How do you mask a 3D numpy array using a list of integers? I would like all elements in the array where an element is equal to any of the values in the list to be masked.

Answer 1

import numpy as np
import numpy.ma as ma

randomArray = np.random.random_integers(0, 10, (5, 5, 5))
maskingValues = [1, 2, 5]  
maskedRandomArray = ma.MaskedArray(randomArray, np.in1d(randomArray, maskingValues))

The above will, for illustration purposes, create a 3D array with random integer values between 0 and 10. We'll then define the values we want to mask from our first array. Then we're using the np.in1d method to create a bool mask based on our original array and the values, and pass that into numpy.ma.MaskedArray , which generates a masked array with the values masked out.

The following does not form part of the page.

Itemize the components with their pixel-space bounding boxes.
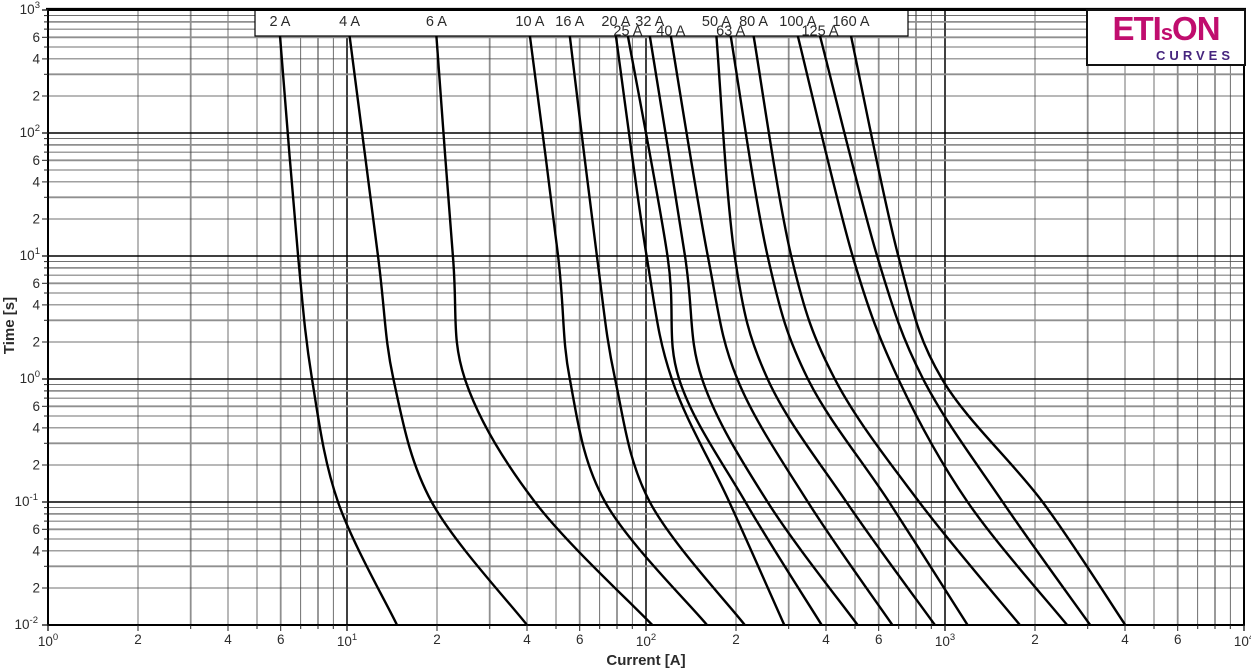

This then allows you to run operations on non-masked values and then unmask then later on or fill them with a default value.

Answer 2

Use np.in1d for this

import numpy as np

data = np.arange(8).reshape(2,2,2)
nums_wanted = [2,3]

mask = np.in1d( data, nums_wanted ).reshape( data.shape )

print "mask =", mask
print "found elements =", data[mask]

This will output:

mask = [[[False False]
  [ True  True]]

 [[False False]
  [False False]]]
found elements = [2 3]

np.in1d is basically the element wise equivalent of the in keyword in vanilla python. As it only operates on 1d arrays you also need to do the reshape at the end so that the shape of the mask matches the shape of your data.

If you want the indices of those positions you can use np.where

indices = zip( *np.where(mask) )
print indices
# [(0, 1, 0), (0, 1, 1)]